Sea Girls share new single ‘Hometown’ and unveil new mini documentary
Sea Girls have released a documentary to coincide with the single’s release, featuring fan interviews and concert footage
By Grace Almond
Sea Girls have released their latest single, ‘Hometown’, unveiling their new mini documentary ‘Brixton At Night – Homesick Documentary’.
Their latest offering is taken from their upcoming album of the same name, out January 14 2022 on Polydor. ‘Hometown’ received its first play on Radio 1, premiered by Clara Amfo on her Future Sounds show.
Strained guitars open ‘Hometown’, and the single is an anthemic, upbeat, peppy indie track. ‘
Hometown’ was written on the first day Sea Girls frontman Henry Camamile spent at home during the pandemic, and the track pays homage to Camamile’s teenage years in Lincolnshire: “I learnt to swim with you/ I went to school with you/ I learnt to drive before you/ And I got high with you”.
Camamile called the track “one of the most important songs” he’s written. “It defines my philosophy,” he said, adding “While writing songs for the new album, I had this intense love for life. Hometown is about people I knew growing up that aren’t around anymore. I’m saying ‘I see you’ – it’s a nod to them. I’m grateful for life and I am not going to jeopardise it in any way.”

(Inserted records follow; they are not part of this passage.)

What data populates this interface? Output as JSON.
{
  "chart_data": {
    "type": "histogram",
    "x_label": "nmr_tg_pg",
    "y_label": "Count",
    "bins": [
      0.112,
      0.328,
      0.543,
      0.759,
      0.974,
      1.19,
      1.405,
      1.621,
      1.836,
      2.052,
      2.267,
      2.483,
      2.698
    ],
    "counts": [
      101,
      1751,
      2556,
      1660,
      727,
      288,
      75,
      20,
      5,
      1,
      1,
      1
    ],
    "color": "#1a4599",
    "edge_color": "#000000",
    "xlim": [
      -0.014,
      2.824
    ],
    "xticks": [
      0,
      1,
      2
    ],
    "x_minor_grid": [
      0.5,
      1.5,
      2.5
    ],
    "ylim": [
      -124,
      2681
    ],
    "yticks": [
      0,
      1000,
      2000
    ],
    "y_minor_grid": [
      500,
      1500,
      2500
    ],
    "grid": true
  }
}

The release coincides with the band’s new mini documentary, ‘Brixton At Night – Homesick Documentary’, directed by long-time collaborator Thomas Davis.
The clip, featuring interviews with the band and their fans, as well as live performances from their recent Brixton Academy headline show, also includes several new songs from their upcoming album.
Their upcoming album, ‘Homesick’, has seen long-time producer Larry Hibbitt, Jacknife Lee, Jonny Coffer and Cass Lowe team up to co-produce the record.
Camamile has reflected on the recording process, saying: “Imagine us locked down in the studio in rainy Brixton working with the producers remotely on the album in California’s Topanga Canyon. That clashing of worlds is the sound of this record, the DNA. Making an album this way, remotely and 5000 miles apart, was a crazy idea and shouldn’t have worked, but it did.”